Ratgeber: Mehr Raum der Artenvielfalt

Honigbienen sind tolle Tierchen. Doch sie sind nur eine von unzähligen schützenswerten Spezies Honigbienen sind tolle Tierchen. Doch sie sind nur eine von unzähligen schützenswerten Spezies

Heute, 3. März, ist UN World Wildlife Day; der internationale Tag der Artenvielfalt.
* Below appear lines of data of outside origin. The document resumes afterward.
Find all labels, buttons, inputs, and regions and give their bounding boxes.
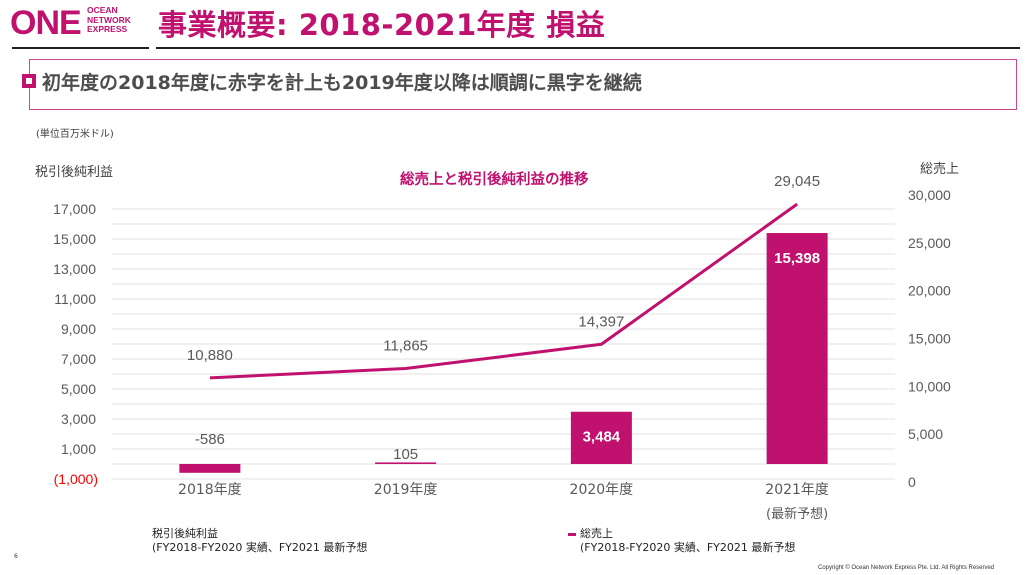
square-bullet-icon <box>22 74 36 88</box>
line-revenue <box>209 202 798 380</box>
logo-mark: ONE <box>10 4 82 42</box>
left-axis-tick-label: 5,000 <box>61 381 96 397</box>
bar-net-income <box>179 464 241 473</box>
bar-net-income <box>766 233 828 464</box>
legend-label: 税引後純利益 <box>152 527 218 540</box>
right-axis-tick-label: 10,000 <box>908 378 951 394</box>
category-label: 2019年度 <box>374 482 438 498</box>
left-axis-tick-label: 1,000 <box>61 441 96 457</box>
category-sublabel: (最新予想) <box>766 506 828 522</box>
legend-line-swatch-icon <box>568 533 576 536</box>
right-axis-tick-label: 25,000 <box>908 235 951 251</box>
left-axis-tick-label: 11,000 <box>54 291 96 307</box>
logo-text: OCEAN NETWORK EXPRESS <box>87 5 131 35</box>
header-divider-left <box>12 47 149 49</box>
right-axis-tick-label: 30,000 <box>908 187 951 203</box>
line-data-label: 10,880 <box>187 347 233 364</box>
chart-title: 総売上と税引後純利益の推移 <box>400 172 589 188</box>
left-axis-tick-label: 17,000 <box>53 201 96 217</box>
category-label: 2021年度 <box>765 482 829 498</box>
subtitle-text: 初年度の2018年度に赤字を計上も2019年度以降は順調に黒字を継続 <box>42 72 642 94</box>
logo-text-line: NETWORK <box>87 14 131 25</box>
legend-note: (FY2018-FY2020 実績、FY2021 最新予想 <box>580 541 796 554</box>
unit-label: (単位百万米ドル) <box>36 129 114 140</box>
bar-data-label: 3,484 <box>583 429 621 446</box>
right-axis-tick-label: 5,000 <box>908 426 943 442</box>
right-axis-title: 総売上 <box>920 162 960 177</box>
bar-net-income <box>375 462 437 464</box>
bar-data-label: -586 <box>195 431 225 448</box>
logo-text-line: OCEAN <box>87 5 118 15</box>
legend-note: (FY2018-FY2020 実績、FY2021 最新予想 <box>152 541 368 554</box>
legend-item-net-income: 税引後純利益 (FY2018-FY2020 実績、FY2021 最新予想 <box>152 527 367 555</box>
right-axis-tick-label: 20,000 <box>908 283 951 299</box>
copyright: Copyright © Ocean Network Express Pte. L… <box>818 565 995 571</box>
left-axis-tick-label: 15,000 <box>53 231 96 247</box>
legend-item-revenue: 総売上 (FY2018-FY2020 実績、FY2021 最新予想 <box>580 527 795 555</box>
left-axis-tick-label: 13,000 <box>53 261 96 277</box>
page-number: 6 <box>14 553 18 560</box>
left-axis-title: 税引後純利益 <box>35 165 114 180</box>
category-label: 2018年度 <box>178 482 242 498</box>
left-axis-tick-label: 9,000 <box>61 321 96 337</box>
bar-data-label: 15,398 <box>774 250 820 267</box>
bar-data-label: 105 <box>393 446 418 463</box>
line-data-label: 14,397 <box>578 313 624 330</box>
logo-text-line: EXPRESS <box>87 24 128 34</box>
header-divider-right <box>156 47 1020 49</box>
page-title: 事業概要: 2018-2021年度 損益 <box>158 8 606 42</box>
left-axis-tick-label: 3,000 <box>61 411 96 427</box>
line-data-label: 11,865 <box>383 337 428 354</box>
bar-net-income <box>570 411 632 464</box>
right-axis-tick-label: 0 <box>908 474 916 490</box>
legend-label: 総売上 <box>580 527 613 540</box>
right-axis-tick-label: 15,000 <box>908 331 951 347</box>
category-label: 2020年度 <box>570 482 634 498</box>
left-axis-tick-label: (1,000) <box>54 471 98 487</box>
line-data-label: 29,045 <box>774 173 820 190</box>
left-axis-tick-label: 7,000 <box>61 351 96 367</box>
Und da es um die auch in der Schweiz nicht zum Besten bestellt ist, tragen wir mal zusammen, was wir denn persönlich für sie tun können.

Letzte Woche wurde die aktualisierte Rote Liste der Schweiz veröffentlicht, und das Fazit daraus lässt sich rasch zusammenfassen: Es steht auch weiterhin nicht gut um die Artenvielfalt hierzulande. Dies zu ändern, wären speziell die Agrar- und Forstwirtschaft und die öffentliche Hand gefordert. Doch auch mittels persönlichem Engagement lässt sich da einiges bewirken. Das ist offensichtlich vielen ein Anliegen: So konnte beispielsweise die Aktion Mission B seit ihrem Start 2019 über 2 Millionen Quadratmeter Schweizer Fläche der Förderung der Biodiversität gutschreiben. Daneben feiern Insekten- und Bienenhotels weiterhin Konjunktur, und verschiedentlich werden die Gartenflächen naturnaher, die Balkone in den Städten bunter und belebter. Das ist super! Auch wenn da gerade etwas Wermut hineintropfte…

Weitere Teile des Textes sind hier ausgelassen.